Dalam pesawat berbentuk bebek, solusi desain yang paling jelas adalah menempatkan mesin di bagian belakang badan pesawat dan menggerakkan baling-baling dengan bilah pendorong. Meskipun hal ini dapat menyebabkan beberapa masalah dalam memastikan pendinginan mesin yang tepat dan akses ke sana untuk inspeksi atau perbaikan, ini membebaskan ruang di hidung untuk pemasangan senjata yang terkonsentrasi dekat dengan sumbu longitudinal badan pesawat. Selain itu, mesin terletak di belakang pilot.

memberikan perlindungan kebakaran tambahan.
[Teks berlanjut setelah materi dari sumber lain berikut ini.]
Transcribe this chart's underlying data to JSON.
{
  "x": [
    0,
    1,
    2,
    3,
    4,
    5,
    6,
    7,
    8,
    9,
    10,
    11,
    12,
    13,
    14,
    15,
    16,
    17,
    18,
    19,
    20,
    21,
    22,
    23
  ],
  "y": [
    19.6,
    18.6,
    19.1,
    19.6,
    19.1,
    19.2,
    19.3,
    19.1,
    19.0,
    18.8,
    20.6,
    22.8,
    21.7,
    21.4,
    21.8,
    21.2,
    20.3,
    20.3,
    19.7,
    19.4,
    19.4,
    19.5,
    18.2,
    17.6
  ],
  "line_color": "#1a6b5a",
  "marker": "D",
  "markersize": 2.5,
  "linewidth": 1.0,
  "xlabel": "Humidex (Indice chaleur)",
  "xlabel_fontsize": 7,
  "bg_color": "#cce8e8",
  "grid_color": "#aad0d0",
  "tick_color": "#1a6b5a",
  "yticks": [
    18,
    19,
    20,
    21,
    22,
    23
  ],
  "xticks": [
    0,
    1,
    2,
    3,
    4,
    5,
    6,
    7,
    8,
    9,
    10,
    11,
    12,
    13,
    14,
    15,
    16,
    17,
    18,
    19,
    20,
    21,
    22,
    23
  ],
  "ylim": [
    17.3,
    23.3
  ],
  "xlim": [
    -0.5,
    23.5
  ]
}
Namun, jika terjadi pendaratan darurat setelah ditarik dari tempat tidur, itu dapat menghancurkan kokpit. Sistem aerodinamis ini membutuhkan penggunaan sasis roda depan, yang masih merupakan hal baru di Jepang pada saat itu.

Rancangan desain pesawat yang dirancang dengan cara ini diajukan ke Departemen Teknis Direktorat Penerbangan Utama Angkatan Laut (Kaigun Koku Honbu Gijutsubu) sebagai calon pencegat tipe otsu (disingkat kyokuchi) (lihat boks). Menurut perhitungan awal, pesawat tersebut seharusnya memiliki kinerja penerbangan yang jauh lebih baik daripada Nakajima J5N1 Tenrai bermesin ganda, yang dirancang untuk memenuhi spesifikasi 18-shi kyokusen pada Januari 1943. Karena sistem aerodinamis yang tidak konvensional, desain Tsuruno disambut dengan keengganan. atau, paling banter, ketidakpercayaan di pihak perwira konservatif Kaigun Koku Honbu. Namun, ia mendapat dukungan kuat dari Comdr. Letnan (chusa) Minoru Gendy dari Staf Umum Angkatan Laut (Gunreibu).

Untuk menguji kualitas penerbangan pesawat tempur masa depan, diputuskan untuk terlebih dahulu membangun dan menguji dalam penerbangan badan pesawat MXY6 eksperimental (lihat kotak), yang memiliki tata letak dan dimensi aerodinamis yang sama dengan pesawat tempur yang diproyeksikan. Pada bulan Agustus 1943, model skala 1:6 diuji di terowongan angin di Kugisho. Hasil mereka terbukti menjanjikan, mengkonfirmasi kebenaran konsep Tsuruno dan memberikan harapan untuk keberhasilan pesawat yang ia rancang. Oleh karena itu, pada Februari 1944, Kaigun Koku Honbu menerima gagasan untuk menciptakan pesawat tempur inkonvensional, termasuk dalam program pengembangan pesawat baru sebagai pencegat tipe otsu. Meskipun tidak diimplementasikan secara formal dalam spesifikasi 18-shi kyokusen, secara kontraktual disebut sebagai alternatif dari J5N1 yang gagal.